How Random Babbling Becomes Corporate Policy (t3knomanser) wrote,
How Random Babbling Becomes Corporate Policy
t3knomanser

Postponment...

Ended up helping Erich with an art project, and while there, discovering the compelling joy that is "1602"- Neil Gaiman writing a parallel Marvel universe, where the same cast lives in 1602. Interesting changes, Nick Fury is the head of Her Majesty's Secret Service, Stephen Strange is her court physician, Peter Parquah works for Fury and has a thing for spiders. Carlos Javier runs a "School for the Sons of Gentlefolk", which actually is a haven for "witchbreeds", people who have strange powers. And so on. Very worth reading.

Today I might do a double dose of "On Anarchy" today, since last night prevented me. Or I might not. On a side note, last night I made money by ordering a pizza. It was $13, and I handed the guy a $20. He meant to give me $7 in change, but he accidentially slipped the $20 I gave him in. So I paid -$7 for a pizza. By the time I realized it, I heard him driving off. Sucks for him, but I'm not really going to complain. Odds are, he'll never make that mistake again.

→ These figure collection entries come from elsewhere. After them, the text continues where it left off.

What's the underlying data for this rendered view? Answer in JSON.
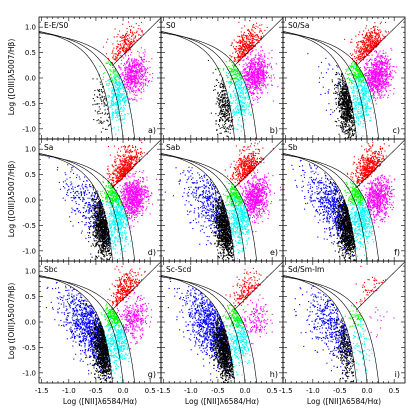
{
  "figure": {
    "ylabel": "Log ([OIII]λ5007/Hβ)",
    "xlabel": "Log ([NII]λ6584/Hα)",
    "xticks": [
      "-1.5",
      "-1.0",
      "-0.5",
      "0.0",
      "0.5"
    ],
    "yticks": [
      "1.0",
      "0.5",
      "0.0",
      "-0.5",
      "-1.0"
    ]
  },
  "colors": {
    "seyfert": "#ff0000",
    "composite": "#00ff00",
    "liner": "#ff00ff",
    "starforming": "#0000ff",
    "transition": "#00ffff",
    "core": "#000000"
  },
  "chart_data": [
    {
      "type": "scatter",
      "title": "E-E/S0",
      "tag": "a)",
      "xlim": [
        -1.55,
        0.7
      ],
      "ylim": [
        -1.2,
        1.2
      ],
      "xlabel": "",
      "ylabel": "Log ([OIII]λ5007/Hβ)",
      "density": {
        "seyfert": 0.45,
        "composite": 0.3,
        "liner": 0.7,
        "starforming": 0.0,
        "transition": 0.7,
        "core": 0.1
      }
    },
    {
      "type": "scatter",
      "title": "S0",
      "tag": "b)",
      "xlim": [
        -1.55,
        0.7
      ],
      "ylim": [
        -1.2,
        1.2
      ],
      "xlabel": "",
      "ylabel": "",
      "density": {
        "seyfert": 0.7,
        "composite": 0.5,
        "liner": 0.9,
        "starforming": 0.0,
        "transition": 0.6,
        "core": 0.3
      }
    },
    {
      "type": "scatter",
      "title": "S0/Sa",
      "tag": "c)",
      "xlim": [
        -1.55,
        0.7
      ],
      "ylim": [
        -1.2,
        1.2
      ],
      "xlabel": "",
      "ylabel": "",
      "density": {
        "seyfert": 0.85,
        "composite": 0.7,
        "liner": 1.0,
        "starforming": 0.05,
        "transition": 0.7,
        "core": 0.8
      }
    },
    {
      "type": "scatter",
      "title": "Sa",
      "tag": "d)",
      "xlim": [
        -1.55,
        0.7
      ],
      "ylim": [
        -1.2,
        1.2
      ],
      "xlabel": "",
      "ylabel": "Log ([OIII]λ5007/Hβ)",
      "density": {
        "seyfert": 1.0,
        "composite": 0.9,
        "liner": 1.0,
        "starforming": 0.35,
        "transition": 0.9,
        "core": 1.0
      }
    },
    {
      "type": "scatter",
      "title": "Sab",
      "tag": "e)",
      "xlim": [
        -1.55,
        0.7
      ],
      "ylim": [
        -1.2,
        1.2
      ],
      "xlabel": "",
      "ylabel": "",
      "density": {
        "seyfert": 0.85,
        "composite": 0.9,
        "liner": 0.9,
        "starforming": 0.5,
        "transition": 0.9,
        "core": 1.0
      }
    },
    {
      "type": "scatter",
      "title": "Sb",
      "tag": "f)",
      "xlim": [
        -1.55,
        0.7
      ],
      "ylim": [
        -1.2,
        1.2
      ],
      "xlabel": "",
      "ylabel": "",
      "density": {
        "seyfert": 0.9,
        "composite": 0.9,
        "liner": 0.8,
        "starforming": 0.7,
        "transition": 0.9,
        "core": 1.0
      }
    },
    {
      "type": "scatter",
      "title": "Sbc",
      "tag": "g)",
      "xlim": [
        -1.55,
        0.7
      ],
      "ylim": [
        -1.2,
        1.2
      ],
      "xlabel": "Log ([NII]λ6584/Hα)",
      "ylabel": "Log ([OIII]λ5007/Hβ)",
      "density": {
        "seyfert": 0.6,
        "composite": 0.9,
        "liner": 0.4,
        "starforming": 1.0,
        "transition": 0.8,
        "core": 1.0
      }
    },
    {
      "type": "scatter",
      "title": "Sc-Scd",
      "tag": "h)",
      "xlim": [
        -1.55,
        0.7
      ],
      "ylim": [
        -1.2,
        1.2
      ],
      "xlabel": "Log ([NII]λ6584/Hα)",
      "ylabel": "",
      "density": {
        "seyfert": 0.35,
        "composite": 0.7,
        "liner": 0.2,
        "starforming": 1.0,
        "transition": 0.6,
        "core": 1.0
      }
    },
    {
      "type": "scatter",
      "title": "Sd/Sm-Im",
      "tag": "i)",
      "xlim": [
        -1.55,
        0.7
      ],
      "ylim": [
        -1.2,
        1.2
      ],
      "xlabel": "Log ([NII]λ6584/Hα)",
      "ylabel": "",
      "density": {
        "seyfert": 0.1,
        "composite": 0.2,
        "liner": 0.02,
        "starforming": 0.5,
        "transition": 0.15,
        "core": 0.3
      }
    }
  ]
}
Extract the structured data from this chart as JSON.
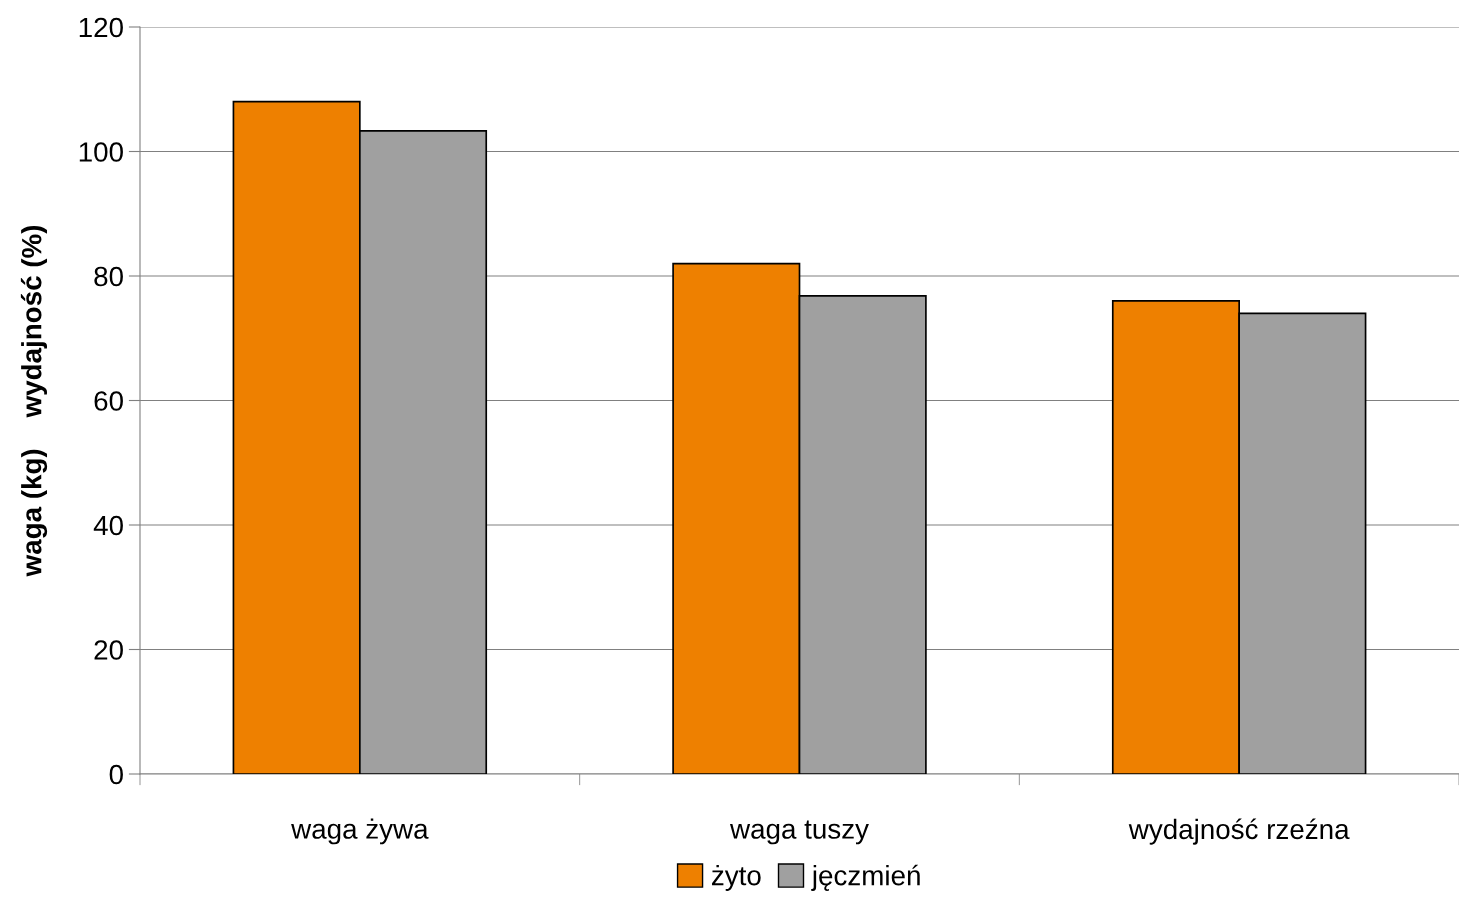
{
  "chart_data": {
    "type": "bar",
    "ylabel": "waga (kg)    wydajność (%)",
    "categories": [
      "waga żywa",
      "waga tuszy",
      "wydajność rzeźna"
    ],
    "series": [
      {
        "name": "żyto",
        "color": "#ee8000",
        "values": [
          108,
          82,
          76
        ]
      },
      {
        "name": "jęczmień",
        "color": "#a0a0a0",
        "values": [
          103.3,
          76.8,
          74
        ]
      }
    ],
    "ylim": [
      0,
      120
    ],
    "yticks": [
      0,
      20,
      40,
      60,
      80,
      100,
      120
    ],
    "grid": "y",
    "legend": "bottom"
  }
}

Oh, and here's a wierd twist on copyright law. I'm a digital solutions provider. Someone wants me to wire and network their office, installing new computers, the whole nine yards. They also want an application server. So, I go out and buy a lot of, let's just say, Dell computers. They don't quite meet the tech specs, there's security devices that need to be installed (fingerprint scanners and key loggers), so I add them, making a derivitave work of the Dells. Similarly, I build the custom application server.

But then, they want a customized version of the Windows operating system. If I do that, I'm breaking the law. This disparity between the meat and the digital perplexes me.